Clinically, patients have normal or low blood pressure and absence of sodium retention. The serum potassium is low (hypokalemia), serum magnesium may be low or normal. The serum bicarbonate is high in keeping with metabolic alkalosis. Plasma renin and aldosterone are high. The urinary calcium excretion is low (hypocalciuria), and findings may mimic thiazide diuretic use, and a urinary diuretic screen may be helpful in difficult cases in the absence of family history.
Increased urinary sodium and even more of chloride excretion in response to thiazides, may help to identify Gitelman patients who have a blunted chloride fractional excretion.
Laxative abuse is another differential diagnosis to consider in patients with hypokalemia. However, there is metabolic acidosis with urine potassium/creatinine ratio of less than 1.5.
Treatment is symptomatic, that is supplementation with potassium and magnesium.
Correction of hypokalemia may require large doses of potassium chloride. It is important to use potassium chloride and not other salts that are linked with poorly absorbable anions such as gluconate or aspartate, as these do not correct hypokalemia and may worsen the associated metabolic alkalosis. The poor gastric tolerability of potassium chloride is often the major issue.
High doses of magnesium sulfate or oxide may cause diarrhea. Magnesium chloride is better tolerated and can be given at a daily dosage of 4 mg/kg to 5 mg/kg per day divided into four to six doses to avoid diarrhea.

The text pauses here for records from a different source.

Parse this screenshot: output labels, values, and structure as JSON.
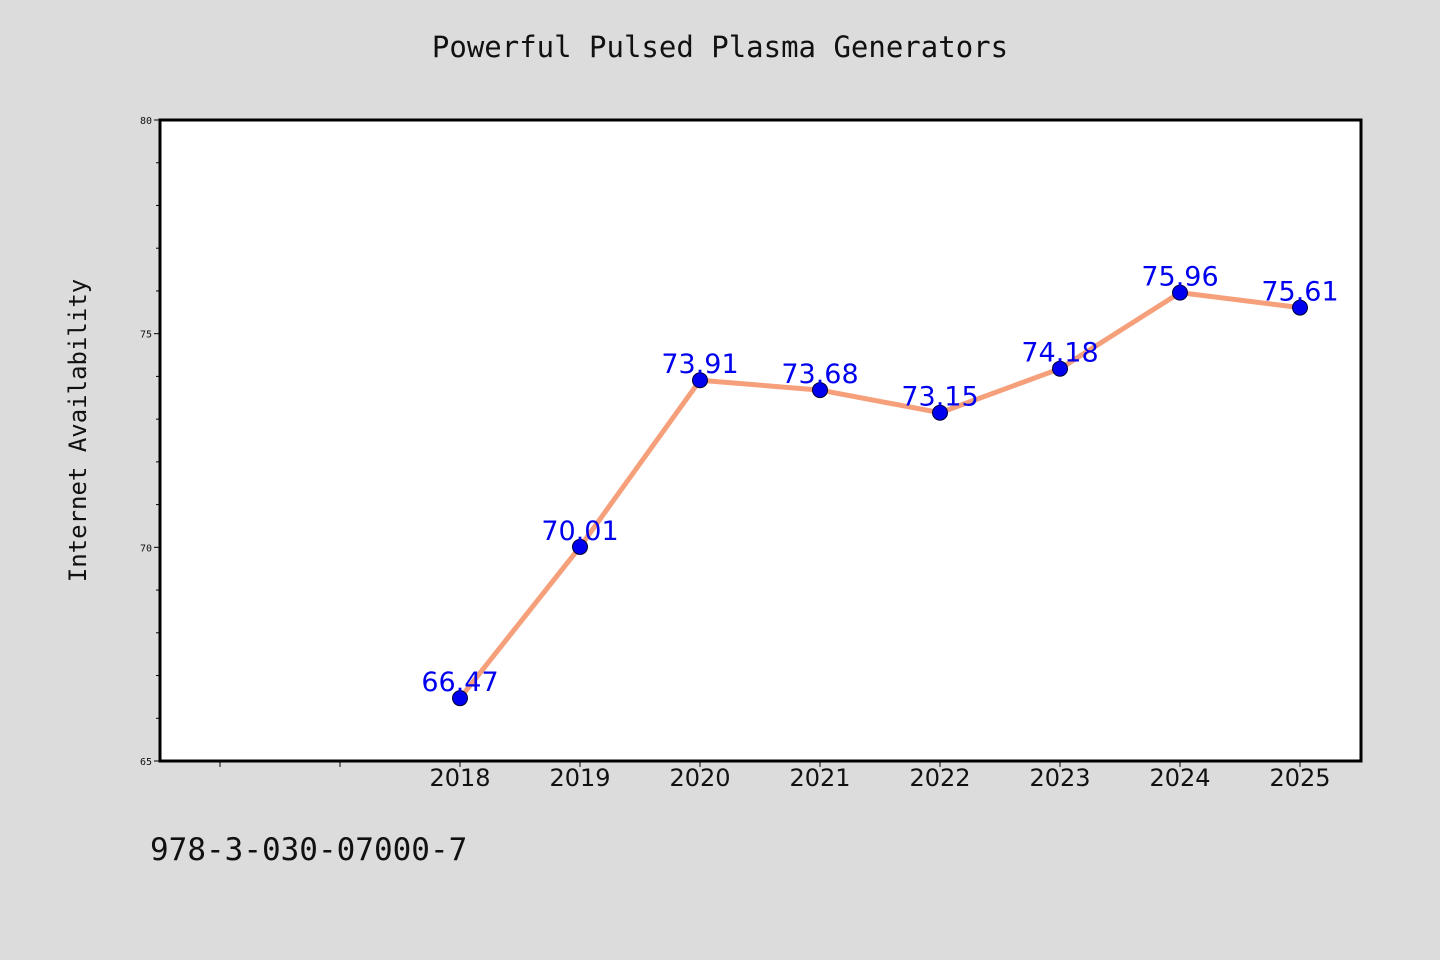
{
  "chart_data": {
    "type": "line",
    "title": "Powerful Pulsed Plasma Generators",
    "xlabel": "",
    "ylabel": "Internet Availability",
    "categories": [
      "2018",
      "2019",
      "2020",
      "2021",
      "2022",
      "2023",
      "2024",
      "2025"
    ],
    "series": [
      {
        "values": [
          66.47,
          70.01,
          73.91,
          73.68,
          73.15,
          74.18,
          75.96,
          75.61
        ],
        "labels": [
          "66.47",
          "70.01",
          "73.91",
          "73.68",
          "73.15",
          "74.18",
          "75.96",
          "75.61"
        ]
      }
    ],
    "ylim": [
      65,
      80
    ],
    "yticks": [
      "65",
      "70",
      "75",
      "80"
    ],
    "grid": false,
    "legend": "none",
    "line_color": "#f5a07a",
    "marker_color": "#0000ee",
    "label_color": "#0000ee"
  },
  "footer": {
    "code": "978-3-030-07000-7"
  }
}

If tolerated, consider aldosterone antagonists, potassium-sparing diuretics like amiloride (5 mg to 10 mg per day) and spironolactone (200 mg to 300 mg per day) as well as inhibitors of the renin-angiotensin system. However, in patients with low blood pressure, these agents may not be well-tolerated and should be administered with caution.
Prognosis is good, except a few patients may be at risk for cardiac arrhythmias.
Diuretic abuse and surreptitious vomiting are important conditions to consider in the differential diagnosis of patients presenting with hypokalemia.
The risk of transmitting the disease to offspring is 25%.